Bejaht der EuGH eine rückwirkende Rechnungsberichtigung, stellt das Gericht als weitere Vorlagefrage, welche Mindestanforderungen an eine rückwirkungsfähige Rechnung zu stellen sind. Hierbei ist auch zu klären, ob die (erste) Rechnung bereits eine Steuernummer oder Umsatzsteuer-Identifikationsnummer des Rechnungsausstellers enthalten muss oder ob diese später berichtigt werden kann. Das FG Niedersachsen hatte bereits mit einem Beschluss v. 30.09.13, 5 V 217/13 ernstliche Zweifel an der Rechtsauffassung der Finanzverwaltung geäußert, wonach eine Rechnungsberichtigung keine Rückwirkung entfalten könne.
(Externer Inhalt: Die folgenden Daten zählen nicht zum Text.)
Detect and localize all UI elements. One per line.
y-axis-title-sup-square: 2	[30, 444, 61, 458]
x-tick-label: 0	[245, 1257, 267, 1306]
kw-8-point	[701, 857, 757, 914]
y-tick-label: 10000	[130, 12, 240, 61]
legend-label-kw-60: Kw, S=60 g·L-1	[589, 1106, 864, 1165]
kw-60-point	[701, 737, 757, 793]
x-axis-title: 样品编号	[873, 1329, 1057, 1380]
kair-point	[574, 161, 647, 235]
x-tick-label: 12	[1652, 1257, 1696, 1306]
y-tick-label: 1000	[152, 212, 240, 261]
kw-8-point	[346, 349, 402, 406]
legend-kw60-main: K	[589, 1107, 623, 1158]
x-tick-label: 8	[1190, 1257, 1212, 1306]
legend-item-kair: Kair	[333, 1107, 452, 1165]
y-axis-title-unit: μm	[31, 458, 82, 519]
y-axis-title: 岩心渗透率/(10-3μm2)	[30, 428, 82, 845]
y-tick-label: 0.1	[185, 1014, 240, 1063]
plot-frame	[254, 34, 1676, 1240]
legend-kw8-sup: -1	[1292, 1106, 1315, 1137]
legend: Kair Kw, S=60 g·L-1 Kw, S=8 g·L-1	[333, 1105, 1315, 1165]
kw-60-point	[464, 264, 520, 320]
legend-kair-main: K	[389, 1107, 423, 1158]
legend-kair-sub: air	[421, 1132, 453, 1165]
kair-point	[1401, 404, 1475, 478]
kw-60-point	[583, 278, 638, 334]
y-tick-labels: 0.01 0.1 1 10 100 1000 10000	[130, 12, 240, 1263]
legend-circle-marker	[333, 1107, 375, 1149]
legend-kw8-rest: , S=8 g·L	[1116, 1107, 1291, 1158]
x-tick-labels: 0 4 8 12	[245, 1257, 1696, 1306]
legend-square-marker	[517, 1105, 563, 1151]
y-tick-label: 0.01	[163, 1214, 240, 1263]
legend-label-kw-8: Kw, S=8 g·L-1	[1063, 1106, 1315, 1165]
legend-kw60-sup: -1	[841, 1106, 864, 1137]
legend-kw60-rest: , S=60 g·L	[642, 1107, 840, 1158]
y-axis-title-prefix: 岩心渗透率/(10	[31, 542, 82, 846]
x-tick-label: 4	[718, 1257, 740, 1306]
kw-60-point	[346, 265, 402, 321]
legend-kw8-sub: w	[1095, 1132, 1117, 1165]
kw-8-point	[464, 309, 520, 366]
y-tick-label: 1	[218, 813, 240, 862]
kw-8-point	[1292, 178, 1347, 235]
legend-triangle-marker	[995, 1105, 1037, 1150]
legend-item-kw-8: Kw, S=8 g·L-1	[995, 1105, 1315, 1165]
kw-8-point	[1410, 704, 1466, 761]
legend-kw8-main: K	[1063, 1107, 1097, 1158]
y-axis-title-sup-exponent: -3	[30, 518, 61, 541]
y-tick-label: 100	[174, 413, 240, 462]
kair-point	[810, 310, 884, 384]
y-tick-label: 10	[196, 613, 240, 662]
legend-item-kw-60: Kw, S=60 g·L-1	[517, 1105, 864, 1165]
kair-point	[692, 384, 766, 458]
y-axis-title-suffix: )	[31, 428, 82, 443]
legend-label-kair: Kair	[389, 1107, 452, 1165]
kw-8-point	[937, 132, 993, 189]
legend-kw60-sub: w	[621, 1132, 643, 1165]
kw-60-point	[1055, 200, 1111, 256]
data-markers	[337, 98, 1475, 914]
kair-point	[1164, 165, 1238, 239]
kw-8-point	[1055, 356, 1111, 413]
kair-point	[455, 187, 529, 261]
Bezüglich der Rechtzeitigkeit einer möglichen Rechnungsberichtigung stellt sich zuletzt die Frage, ob diese vorliegt, wenn diese erst im Rahmen eines Einspruchsverfahrens erfolgt und dieses Verfahren sich gegen den Änderungsbescheid und somit eine abschließende Entscheidung richtet.

Praxishinweis

Wurde der Vorsteuerabzug geltend gemacht, obwohl die Rechnung nicht ordnungsgemäß war, ist die Frage nach der Rückwirkung der Rechnungsberichtigung von Bedeutung, insbesondere, da die zu Unrecht gezogene Vorsteuer gem. § 233a AO verzinst werden müsste. Eine Nachverzinsung würde nur entfallen, wenn eine rückwirkende Berichtigung zulässig wäre. Das Urteil des EuGH bleibt abzuwarten, insbesondere vor dem Hintergrund, dass die deutsche Verwaltung der Auffassung ist, dass eine rückwirkende Rechnungsberichtigung grundsätzlich ausgeschlossen ist.